1. Fill out your dmv physician reporting form with a selection of necessary fields. Gather all the necessary information and make certain not a single thing neglected!

Stage number 1 in filling in dld7

2. Your next part is to complete the following blank fields: Is your patient under a controlled, Yes, If Yes how long has control been, Is the patient adhering to the, If No please explain, Yes, Is the patient knowledgeable about, Yes, Medications prescribed please list, Will these medications affect the, Yes, No If Yes please explain, Please complete BOTH SIDES of this, and DLD Revised.

The best way to complete dld7 portion 2

3. The following portion is about Does the nature of the condition, Yes, If Yes please indicate the date, aWas the seizure or loss of, Yes, bAre additional seizures likely to, Yes, Please recommend any restrictions, and Physicians Comments - fill out all these blank fields.

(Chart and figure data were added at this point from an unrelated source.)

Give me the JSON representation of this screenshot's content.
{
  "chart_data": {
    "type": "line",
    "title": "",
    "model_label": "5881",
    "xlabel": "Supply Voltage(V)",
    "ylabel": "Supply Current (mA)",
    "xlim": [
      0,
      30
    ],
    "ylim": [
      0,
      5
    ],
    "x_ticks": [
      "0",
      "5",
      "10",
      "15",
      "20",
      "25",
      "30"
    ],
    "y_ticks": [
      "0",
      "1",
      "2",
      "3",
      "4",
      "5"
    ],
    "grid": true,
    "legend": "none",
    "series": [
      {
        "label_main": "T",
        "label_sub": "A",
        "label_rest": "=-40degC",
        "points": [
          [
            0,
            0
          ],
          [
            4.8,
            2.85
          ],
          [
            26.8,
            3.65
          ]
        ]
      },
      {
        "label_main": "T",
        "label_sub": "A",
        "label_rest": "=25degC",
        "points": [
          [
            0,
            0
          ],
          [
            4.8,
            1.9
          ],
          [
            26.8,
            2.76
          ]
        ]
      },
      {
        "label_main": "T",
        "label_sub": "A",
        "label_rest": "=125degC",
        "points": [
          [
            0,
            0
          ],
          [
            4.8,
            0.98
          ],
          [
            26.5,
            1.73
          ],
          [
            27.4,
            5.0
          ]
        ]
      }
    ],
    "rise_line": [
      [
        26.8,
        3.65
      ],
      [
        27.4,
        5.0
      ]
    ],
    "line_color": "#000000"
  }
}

How one can complete dld7 part 3

4. Your next part requires your involvement in the following parts: Date of Examination, Physicians Office Phone Number, Office Address of Physician, Signature of Attending Physician, Please PRINT Name of Physician, City, State and Zip Code, and I hereby authorize any physician. Be sure to provide all required info to move further.

dld7 conclusion process clarified (part 4)

Regarding Office Address of Physician and Signature of Attending Physician, be sure you do everything right in this section. These two are thought to be the most important ones in the file.

5. This pdf has to be finalized by going through this segment. Further there can be found a detailed list of form fields that need appropriate information to allow your document submission to be faultless: I hereby authorize any physician, Chronic Airway Obstruction E, Diabetes with other coma, According to the Nevada, MUST receive this report within, PLEASE NOTE, and DLD Revised.